I'm just doing as the apple documentation and examples do. They say
pass it as a reference so I do. That's all I know. :)
--Derrek -
This is excellent to know. What about performance? Performance is
*very* important in this case. A 1% increase can knock hours or days
off of processing time on this size data set. Any performance metrics
available?
--Derrek
On Feb 17, 2008 11:54 AM, glenn andreas <gandreas...> wrote:>
> On Feb 17, 2008, at 10:43 AM, Derrek Leute wrote:
>> The project actually started in cocoa but I moved to CF because
>> NSDictionary forces a string copy for keys. This made memory needs go
>> through the roof (unless I'm misusing or misunderstanding how to use
>> it). CF lets me use anything as a key.
>
> Close but not quite exactly correct.
>
> NSDictionary requires that keys conform to the NSCopying protocol
> because it make a copy of the key (regardless of if it is an NSString,
> or whatever). The important part is that for a non-immutable
> NSString, it will simply increase the reference count - no increase in
> the memory usage at all. If you pass an NSMutableString as a key, it
> will make a (immutable) copy that does, in fact, increase memory usage.
>
> You may wonder why it does this - consider this:
>
> NSMutableString *s1 = [NSMutableString stringWithString: @"abc"];
> NSMutableString *s2 = [NSMutableString stringWithString: @"def"];
> NSMutableDictionary *d = [NSMutableDictionary dictionary];
>
> [d setObject; [NSNumber numberWithInt: 1] forKey: s1];
> [d setObject: [NSNumber numberWithInt: 2] forKey: s2];
> [s1 setString: @"def"];
>
> NSLog(@"%@", [d objectForKey: @"def"]);
>
> If it didn't make an immutable copy, you would end up with two values
> that both have the key "def".
>
> So, if you use immutable objects as keys, your memory usage won't go
> up. If you use mutable objects as keys, it will make a copy because
> if it didn't, bad things would happen.
>
>
> Glenn Andreas <gandreas...>
> <http://www.gandreas.com/> wicked fun!
> quadrium | prime : build, mutate, evolve, animate : the next
> generation of fractal art
>
>
>
> -
On Feb 17, 2008, at 08:43, Derrek Leute wrote:> The project actually started in cocoa but I moved to CF because
> NSDictionary forces a string copy for keys. This made memory needs go
> through the roof (unless I'm misusing or misunderstanding how to use
> it). CF lets me use anything as a key. In some sense I would love to
> be in Cocoa as I had to reimplement NSSet intersection and some other
> little basic things to do this. But it's fast, and it seems to be
> working quite well now. Not to mention that pointer comparison also
> seemed ridiculously faster on this amount of data.

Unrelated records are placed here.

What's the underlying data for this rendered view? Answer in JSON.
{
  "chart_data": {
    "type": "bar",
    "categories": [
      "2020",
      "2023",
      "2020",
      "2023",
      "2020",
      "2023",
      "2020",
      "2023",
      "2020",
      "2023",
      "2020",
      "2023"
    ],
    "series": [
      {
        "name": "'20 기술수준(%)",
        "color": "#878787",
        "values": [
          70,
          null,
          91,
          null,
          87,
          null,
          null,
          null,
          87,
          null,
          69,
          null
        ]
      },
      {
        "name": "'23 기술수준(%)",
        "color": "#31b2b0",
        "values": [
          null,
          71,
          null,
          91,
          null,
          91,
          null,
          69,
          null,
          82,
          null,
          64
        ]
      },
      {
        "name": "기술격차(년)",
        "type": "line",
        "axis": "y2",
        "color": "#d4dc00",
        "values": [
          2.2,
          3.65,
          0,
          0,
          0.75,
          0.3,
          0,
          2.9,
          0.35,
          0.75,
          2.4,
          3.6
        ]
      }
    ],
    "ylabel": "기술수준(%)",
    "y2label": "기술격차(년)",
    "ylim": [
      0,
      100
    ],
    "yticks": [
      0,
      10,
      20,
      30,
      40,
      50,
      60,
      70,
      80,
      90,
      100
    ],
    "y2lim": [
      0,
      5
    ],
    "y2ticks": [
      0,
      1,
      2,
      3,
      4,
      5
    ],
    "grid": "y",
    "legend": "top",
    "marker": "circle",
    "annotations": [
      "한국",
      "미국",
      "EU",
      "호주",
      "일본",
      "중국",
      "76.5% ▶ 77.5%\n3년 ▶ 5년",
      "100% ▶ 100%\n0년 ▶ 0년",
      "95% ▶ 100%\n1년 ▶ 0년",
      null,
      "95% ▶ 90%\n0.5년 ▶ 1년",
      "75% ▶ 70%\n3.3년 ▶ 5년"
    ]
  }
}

Sorry if I'm being dense here, but I don't see how it's NSDictionary's
fault. NSDictionary is only going to copy the key when you insert
something, and (as somebody already pointed out) if the key string is
immutable there may be no actual copying.
It looks like the real problem is that you're creating a large number
of temporary objects (the strings you use to look up the dictionary)
with a lifetime of 1 loop iteration, but doing nothing to reclaim the
unused memory (in the code snippet you showed us, at least). Judicious
use of GC's collectIfNeeded might take care of that.
The reason CFDictionary seems to work better is nothing to do with
string copying per se. It's actually that innocent-looking CFRelease,
which reclaims the memory you used for the temporary string at each
iteration of the loop. In effect, you've switched from GC to pseudo-
non-GC mode for the duration of the loop. :) That's why memory usage
stays moderate. -
It was mostly the immutable issue. I was using mutable strings when I
used NSDictionary as I was unaware that it would simply retain the
immutable version instead of copying them (is this documented
somewhere that I missed?).
When I was using NSDictionary I believe I was releasing the strings in
a balanced fashion. I do realize I'm mixing GC with non-GC which
probably isn't very comprehensible. But there are no apparent leaks
and it is getting the expected output.
Right now it's running very well. The next version I'll try cocoa and
see how I do. :) As this was just a command line utility, I didn't see
an overwhelming need to go beyond core foundation.
Thanks for everyone's help!
On Feb 17, 2008 3:05 PM, Quincey Morris <quinceymorris...> wrote:>
> On Feb 17, 2008, at 08:43, Derrek Leute wrote:
>
>> The project actually started in cocoa but I moved to CF because
>> NSDictionary forces a string copy for keys. This made memory needs go
>> through the roof (unless I'm misusing or misunderstanding how to use
>> it). CF lets me use anything as a key. In some sense I would love to
>> be in Cocoa as I had to reimplement NSSet intersection and some other
>> little basic things to do this. But it's fast, and it seems to be
>> working quite well now. Not to mention that pointer comparison also
>> seemed ridiculously faster on this amount of data.
>
> Sorry if I'm being dense here, but I don't see how it's NSDictionary's
> fault. NSDictionary is only going to copy the key when you insert
> something, and (as somebody already pointed out) if the key string is
> immutable there may be no actual copying.
>
> It looks like the real problem is that you're creating a large number
> of temporary objects (the strings you use to look up the dictionary)
> with a lifetime of 1 loop iteration, but doing nothing to reclaim the
> unused memory (in the code snippet you showed us, at least). Judicious
> use of GC's collectIfNeeded might take care of that.
>
> The reason CFDictionary seems to work better is nothing to do with
> string copying per se. It's actually that innocent-looking CFRelease,
> which reclaims the memory you used for the temporary string at each
> iteration of the loop. In effect, you've switched from GC to pseudo-
> non-GC mode for the duration of the loop. :) That's why memory usage
> stays moderate.
>